61.      Het ne bis in idem-beginsel dient(32) de juridische stabiliteit, zodat de beslissingen van de overheid, wanneer zij eenmaal onherroepelijk zijn, niet eeuwig opnieuw aan de orde kunnen worden gesteld. Wanneer de strafprocedure in een lidstaat is uitgeput, kunnen de overige lidstaten hieraan niet voorbij gaan. De integratie vereist wederzijdse hulp, welke onwaarschijnlijk is zonder wederzijds vertrouwen in de respectieve rechtssystemen en zonder wederzijdse erkenning van beslissingen die zijn gegeven in een waarachtig „gemeenschappelijk huis” van fundamentele rechten.(33)

62.      Ook wanneer een staat een zaak niet op gelijke of vergelijkbare wijze behandelt als een andere staat, zijn de resultaten gelijkwaardig, omdat zij dezelfde waarden en beginselen weergeven. In het kader van een zo ambitieus project als de Europese Unie moet erop worden vertrouwd dat de normen van de bondgenoten juist zijn en correct worden toegepast en moeten de gevolgen ervan, ook al leiden zij tot verschillende oplossingen, worden aanvaard.(34) Dit betekent ook dat zij worden erkend, hetgeen meebrengt dat het ne bis in idem-beginsel toepassing vindt.

63.      Wanneer derhalve een lidstaat de dader van een strafbaar feit of de deelnemer berecht(35), dienen de gerechten van de overige lidstaten zich van een nieuw onderzoek te onthouden, ongeacht of sprake is van veroordeling of vrijspraak(36), omdat beide gevallen uitdrukking zijn van het ius puniendi.

3.      Het arsenaal aan mogelijke uitspraken

64.      In geval van een veroordeling doet zich geen enkele twijfel voor. Daarbij kan het niet alleen gaan om een vonnis in de strikte zin van het woord, maar ook om beëindiging van strafvordering op grond dat de verdachte heeft voldaan aan de door het Openbaar Ministerie opgelegde verplichtingen (arrest Gözütok en Brügge).

65.      In geval van vrijspraak is iedere latere maatregel verboden, wanneer door een onderzoek „ten gronde” het staatsmonopolie ter zake van strafvordering in werking is gezet.(37) De uitdrukking „ten gronde”, die in het arrest Miraglia is gebruikt, omvat diverse gevallen, afhankelijk van de gronden van de vrijspraak, waarvan sommige de verdachte kunnen betreffen en andere niet. Tot de gronden die de verdachte betreffen, behoort ontslag van rechtsvervolging wegens een schulduitsluitingsgrond, zoals minderjarigheid of geestelijke stoornis. De andere gronden hebben betrekking op objectieve gegevens, bijvoorbeeld wanneer een ander gedrag niet kan worden verlangd (rechtvaardigingsgronden: noodtoestand, noodweer of noodweerexces), of wanneer de verdachte is vrijgesproken wegens verjaring(38) of op grond van het onderzoek van de feiten.

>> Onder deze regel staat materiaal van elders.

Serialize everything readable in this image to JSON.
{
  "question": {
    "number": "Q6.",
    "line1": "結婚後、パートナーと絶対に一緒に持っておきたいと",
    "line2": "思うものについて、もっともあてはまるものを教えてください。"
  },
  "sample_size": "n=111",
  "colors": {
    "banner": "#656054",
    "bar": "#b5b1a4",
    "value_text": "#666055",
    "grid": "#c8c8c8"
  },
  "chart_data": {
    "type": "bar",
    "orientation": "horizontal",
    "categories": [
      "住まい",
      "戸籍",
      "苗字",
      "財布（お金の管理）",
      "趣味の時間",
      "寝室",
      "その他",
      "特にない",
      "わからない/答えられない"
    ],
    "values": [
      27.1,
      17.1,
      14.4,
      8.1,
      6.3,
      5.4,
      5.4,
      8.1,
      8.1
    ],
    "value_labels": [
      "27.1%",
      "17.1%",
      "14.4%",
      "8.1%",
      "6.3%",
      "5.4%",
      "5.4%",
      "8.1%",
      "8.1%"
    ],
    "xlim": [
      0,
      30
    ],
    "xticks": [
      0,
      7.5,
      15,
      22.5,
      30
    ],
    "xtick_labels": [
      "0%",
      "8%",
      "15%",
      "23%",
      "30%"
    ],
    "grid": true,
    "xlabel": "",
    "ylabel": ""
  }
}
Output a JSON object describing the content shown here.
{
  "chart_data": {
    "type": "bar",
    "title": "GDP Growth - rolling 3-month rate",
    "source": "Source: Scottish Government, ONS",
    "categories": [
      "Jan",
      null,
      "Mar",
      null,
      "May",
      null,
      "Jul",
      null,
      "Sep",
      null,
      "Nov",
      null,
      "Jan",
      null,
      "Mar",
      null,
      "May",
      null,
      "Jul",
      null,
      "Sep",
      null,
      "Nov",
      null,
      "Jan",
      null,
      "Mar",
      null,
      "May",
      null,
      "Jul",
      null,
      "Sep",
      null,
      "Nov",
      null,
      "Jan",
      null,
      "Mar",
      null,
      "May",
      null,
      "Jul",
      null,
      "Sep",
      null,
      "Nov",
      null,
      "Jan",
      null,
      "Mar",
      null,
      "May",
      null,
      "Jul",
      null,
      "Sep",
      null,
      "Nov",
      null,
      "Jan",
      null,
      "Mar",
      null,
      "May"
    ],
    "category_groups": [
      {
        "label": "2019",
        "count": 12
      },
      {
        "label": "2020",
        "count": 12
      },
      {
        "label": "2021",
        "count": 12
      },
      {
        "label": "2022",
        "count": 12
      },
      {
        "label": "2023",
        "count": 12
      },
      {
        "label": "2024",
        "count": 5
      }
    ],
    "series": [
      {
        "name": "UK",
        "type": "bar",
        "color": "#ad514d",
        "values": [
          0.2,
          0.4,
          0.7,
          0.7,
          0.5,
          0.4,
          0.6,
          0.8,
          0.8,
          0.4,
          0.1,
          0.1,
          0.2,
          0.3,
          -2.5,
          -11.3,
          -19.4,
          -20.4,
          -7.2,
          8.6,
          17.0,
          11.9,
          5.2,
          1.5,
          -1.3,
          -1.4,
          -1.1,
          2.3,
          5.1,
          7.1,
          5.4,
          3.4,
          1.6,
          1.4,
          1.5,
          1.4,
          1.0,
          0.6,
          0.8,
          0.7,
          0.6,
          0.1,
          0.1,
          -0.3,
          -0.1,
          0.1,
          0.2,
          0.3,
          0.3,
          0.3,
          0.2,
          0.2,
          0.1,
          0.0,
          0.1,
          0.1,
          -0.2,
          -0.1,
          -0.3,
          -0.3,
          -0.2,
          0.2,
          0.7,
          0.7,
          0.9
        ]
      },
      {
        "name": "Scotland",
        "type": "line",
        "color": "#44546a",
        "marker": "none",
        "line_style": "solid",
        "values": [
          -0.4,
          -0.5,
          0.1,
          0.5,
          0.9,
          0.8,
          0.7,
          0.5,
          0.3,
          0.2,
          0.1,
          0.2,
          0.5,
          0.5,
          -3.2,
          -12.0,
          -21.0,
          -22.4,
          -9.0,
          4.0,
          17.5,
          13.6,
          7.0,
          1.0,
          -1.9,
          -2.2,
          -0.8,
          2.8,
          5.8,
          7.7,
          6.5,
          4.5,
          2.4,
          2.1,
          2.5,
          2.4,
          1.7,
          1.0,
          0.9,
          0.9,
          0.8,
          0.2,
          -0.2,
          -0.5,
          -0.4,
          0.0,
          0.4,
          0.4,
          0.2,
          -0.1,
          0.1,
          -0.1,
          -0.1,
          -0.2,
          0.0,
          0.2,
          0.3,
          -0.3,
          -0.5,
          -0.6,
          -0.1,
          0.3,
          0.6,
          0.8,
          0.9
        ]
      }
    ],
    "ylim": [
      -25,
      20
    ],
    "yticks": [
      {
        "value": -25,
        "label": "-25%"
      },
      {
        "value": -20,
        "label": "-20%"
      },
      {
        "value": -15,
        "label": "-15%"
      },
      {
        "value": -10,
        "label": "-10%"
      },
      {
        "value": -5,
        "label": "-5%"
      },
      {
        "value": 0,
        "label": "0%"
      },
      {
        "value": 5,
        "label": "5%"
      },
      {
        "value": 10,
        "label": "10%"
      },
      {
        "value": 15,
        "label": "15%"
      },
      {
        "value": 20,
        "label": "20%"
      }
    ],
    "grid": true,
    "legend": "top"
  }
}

66.      Deze laatste groep bevat drie categorieën vrijspraak, al naar gelang 1) de feiten geen strafbaar feit opleveren, 2) de verdachte de feiten niet heeft begaan of 3) niet bewezen is dat de verdachte ze heeft begaan.(39) De onderhavige prejudiciële verwijzing betreft deze derde categorie.

4.      Vrijspraak wegens gebrek aan bewijs.

67.      Vrijspraak wegens gebrek aan bewijs vereist een onderzoek ten gronde, met andere woorden, impliceert een beslissing over het gedrag in de zin van de toeschrijving daarvan aan een persoon en put daarmee het ius puniendi van de staat uit.

68.      Het ne bis in idem-beginsel verzet zich zowel tegen een nieuwe bestraffing als tegen een nieuwe vervolging en tenlastelegging. Artikel 54 SUO gebruikt de uitdrukking „straf of maatregel”, terwijl artikel 50 van het Handvest van de grondrechten van de Europese Unie spreekt van „berecht of gestraft”. Het arrest Gözütok en Brügge is uiterst duidelijk en beklemtoont dat artikel 54 SUO „dient te voorkomen dat een persoon [...] voor dezelfde feiten wordt vervolgd op het grondgebied van meerdere lidstaten” (punt 38). In de arresten Miraglia en Van Esbroeck is deze uitlegging bevestigd (respectievelijk punt 32 en punt 33). Dit is niet onredelijk, aangezien genoemd beginsel zoals gezegd de billijkheid en de rechtszekerheid dient en gekoppeld is aan het recht op een eerlijk proces. Ook beschermt het de waardigheid tegen onmenselijk en vernederend gedrag, daar het meerdere keren bestraffen van eenzelfde strafbaar feit zo kan worden gekwalificeerd.(40)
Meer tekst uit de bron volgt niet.